Saturday, March 7, 2015

Paris Police Learn Esperanto

We're ready.
Where are the Esperantists?
Large, unruly crowds of Esperantists, that’s what the Paris police were concerned about. Sure, they gave their reasons, but do we really take them seriously? In all seriousness, they very well may have been concealing their real reason. After all, there were concerns in 1914 about anarchists using Esperanto. Gavrilo Princip, the man whose actions set off World War I, was an anarchist, though probably not the Esperanto-speaking kind (despite that his name works beautifully in Esperanto).

And the Paris police had an ample reason to learn Esperanto. In 1914, the Esperanto movement was still in its franca periodo (French period), the era in which Paris was the center of the Esperanto movement (France still has a strong Esperanto movement). And the upcoming Universala Kongreso was scheduled to occur in Paris that year.

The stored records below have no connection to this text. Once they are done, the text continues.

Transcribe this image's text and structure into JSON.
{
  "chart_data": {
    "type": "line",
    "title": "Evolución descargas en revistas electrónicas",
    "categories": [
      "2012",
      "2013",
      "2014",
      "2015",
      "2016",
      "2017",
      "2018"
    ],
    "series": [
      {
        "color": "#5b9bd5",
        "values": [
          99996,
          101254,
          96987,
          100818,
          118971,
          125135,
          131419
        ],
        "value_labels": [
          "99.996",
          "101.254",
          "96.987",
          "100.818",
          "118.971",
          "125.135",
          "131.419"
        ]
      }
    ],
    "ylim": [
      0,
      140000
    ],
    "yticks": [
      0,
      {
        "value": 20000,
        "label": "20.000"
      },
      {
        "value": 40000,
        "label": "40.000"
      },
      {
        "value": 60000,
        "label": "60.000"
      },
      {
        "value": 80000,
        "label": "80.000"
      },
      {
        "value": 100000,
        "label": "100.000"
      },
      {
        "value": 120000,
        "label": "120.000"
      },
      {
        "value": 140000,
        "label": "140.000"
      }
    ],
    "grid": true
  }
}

The New York Times, in their article of March 8, 1914 (but datelined March 7), made it clear that this was something of a starter program, and it doesn’t appear that the police were about to go from “arretez!” to “haltu!

Paris Officials Hope to Aid Foreigners Through Universal Language.
Special Cable to the The New York Times.
PARIS, March 7.—Several French Police Commissaries and other officials have begun to study Esperanto. M. Mouton, who is the head of the Criminal Investigation Department, takes lessons three times a week from an Inspector who is proficient in that universal language. Police Inspector Miguière was the first French policeman to take up Esperanto, with a view to introducing it on the force.

It is hoped that the city will soon have Esperanto-speaking policemen on service in the streets, where it is believed they might frequently be able to help foreigners.
Foreigners who speak Esperanto, of course, though it is entirely possible that in 1914 the proportion of Esperanto speakers among tourists to Paris was much higher than it is today. For that matter, in 1910 Washington, D.C., the police also learned Esperanto, so that they might help non-English-speaking attendees of 1910 Universala Kongreso there. News reports of the era don’t mention any particular great need among the Esperantists for the assistance of the police.

Though, in the end, the police needn’t have bothered. The 1914 Universala Kongreso is the only one that was cancelled at the last minute. Some guy named Gavrilo Princip shot Archduke Franz Ferdinand, thus starting World War I, ending peaceful travel in Europe.